Herb Spiral: Magical Sparkling Joy


By Janis Gingermountain


SpiralThe moment Jasmine, our informal gardening advisor, mentioned that we might like to build an herb spiral in our community garden, I was hooked. It didn’t hurt that she served us several yummy summer herbal treats. The spiral sounded magical, sparkling, special. It seemed as if a fairy wand would touch it and bring it into its glory.


A spiral is a curve that winds around a fixed center point at a continuously increasing distance from that point. In ancient times it was a symbol of the sun. The spiral was also considered a symbol of hypnosis. No wonder our proposed herb spiral had such hypnotic appeal. Too, the spiral was, from early times, a symbol of dizziness. Truly, the prospect of our herb spiral was beginning to make us dizzy with joy.


We would, with paint or small stones, outline a dreamy, meandering spiral pattern, and later use glistening quartz crystal rocks to line our curving paths. We were lucky enough to have large North Carolina quartz crystals on our land, mostly in the creek beds. We chose a slender triangular quartz rock to top the spiral. One can, however, use whatever one has on hand, from interesting rocks of many colors, shapes, and sizes, to something as uniform as paving bricks.


There are many pluses to building an herb spiral, the biggest one being that if you have plenty of pretty rocks and can beg or steal your herb plants, there is little or no cost.


Another advantage is that you can grow lots of herbs—at least 16—in a small space.


A big recommendation is that an herb spiral can be so beautiful; you will catch your breath every time you look at it.


Easy to plant, care for, and harvest, the spiral provides loads of wonderful culinary, medicinal, or aromatic herbs.


The winding levels of the spiral’s pathways allow for the growing of a variety of herbs that need slightly differing soil conditions. Sun-loving herbs can bask at or near the top, while their shade-loving sisters can reside in the cooler, damper lower level.


We decided to create a kitchen-type herb garden with such culinary herbs as basil, mint, sage, thyme, rosemary, fennel, nasturtium, oregano, parsley, and coriander.




1) Put down a circle of thin cardboard or three layers of newspaper about 8 feet in diameter, or an oval of similar size.


2) Place a rock at the center, drawing or painting a spiral outward, leaving a space of about 16 inches in each row or curve.
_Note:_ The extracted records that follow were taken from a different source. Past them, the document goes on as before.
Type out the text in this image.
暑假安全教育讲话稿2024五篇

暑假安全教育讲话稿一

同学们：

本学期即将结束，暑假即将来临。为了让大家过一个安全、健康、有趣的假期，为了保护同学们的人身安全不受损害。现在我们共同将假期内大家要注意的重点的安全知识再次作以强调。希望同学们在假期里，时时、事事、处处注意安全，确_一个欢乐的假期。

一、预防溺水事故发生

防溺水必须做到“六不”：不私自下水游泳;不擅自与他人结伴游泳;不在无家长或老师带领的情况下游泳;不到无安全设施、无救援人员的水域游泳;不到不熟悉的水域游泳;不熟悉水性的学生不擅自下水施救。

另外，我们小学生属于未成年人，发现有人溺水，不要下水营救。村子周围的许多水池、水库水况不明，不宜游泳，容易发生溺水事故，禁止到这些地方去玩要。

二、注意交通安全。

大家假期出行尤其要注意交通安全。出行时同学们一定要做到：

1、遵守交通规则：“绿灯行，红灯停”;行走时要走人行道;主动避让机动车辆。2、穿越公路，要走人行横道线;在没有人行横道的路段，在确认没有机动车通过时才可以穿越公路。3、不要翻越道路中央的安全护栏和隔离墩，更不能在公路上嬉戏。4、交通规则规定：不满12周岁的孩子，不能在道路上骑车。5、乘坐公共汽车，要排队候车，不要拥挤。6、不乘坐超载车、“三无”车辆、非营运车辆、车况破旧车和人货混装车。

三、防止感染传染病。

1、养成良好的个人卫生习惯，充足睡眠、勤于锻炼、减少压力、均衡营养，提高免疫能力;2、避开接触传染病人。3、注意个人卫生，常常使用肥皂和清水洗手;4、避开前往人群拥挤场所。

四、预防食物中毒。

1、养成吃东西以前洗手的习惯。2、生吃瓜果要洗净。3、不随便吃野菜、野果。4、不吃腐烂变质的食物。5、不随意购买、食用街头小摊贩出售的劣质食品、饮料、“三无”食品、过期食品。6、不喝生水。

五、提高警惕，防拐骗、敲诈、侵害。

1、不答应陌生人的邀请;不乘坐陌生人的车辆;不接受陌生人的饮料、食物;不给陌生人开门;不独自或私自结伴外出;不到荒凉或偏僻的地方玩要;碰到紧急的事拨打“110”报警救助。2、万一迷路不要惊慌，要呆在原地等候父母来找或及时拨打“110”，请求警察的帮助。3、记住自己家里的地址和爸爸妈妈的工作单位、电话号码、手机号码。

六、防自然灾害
When you finish you should have about three spiral paths at all points.


3) Water the cardboard or newspaper thoroughly and cover it with at least 4 inches of well-rotted manure or compost, then shake straw (not hay) onto the soil. Water thoroughly.


4) Starting from the outside, begin building a ground-level wall of rocks or bricks, settling each one sturdily into the next and into the manure or compost.


5) Build up the bottom layer with at least 6 inches more of manure or soil suitable for planting.


6) Keep building around to the second level or layer. Place your rocks and put in another 8-12 inches of soil. With the third level do the same.


7) Now you are at the top and ready to place your most beautiful, most eye-catching rock. This rock may be standing at a height of up to 3-4 feet.


8) Choose your plants, planting shade-loving ones into the shadiest spots and the sun-loving ones toward the top. Cover with handfuls of straw and water them. Space plants at least 16 inches apart. Plant invasive plants such as mint and oregano in submerged #10 tin cans or sewer pipes.


9) Take a picture of your spiral when just planted and again at summer’s end.


10) Your herb spiral will give you many years of happiness.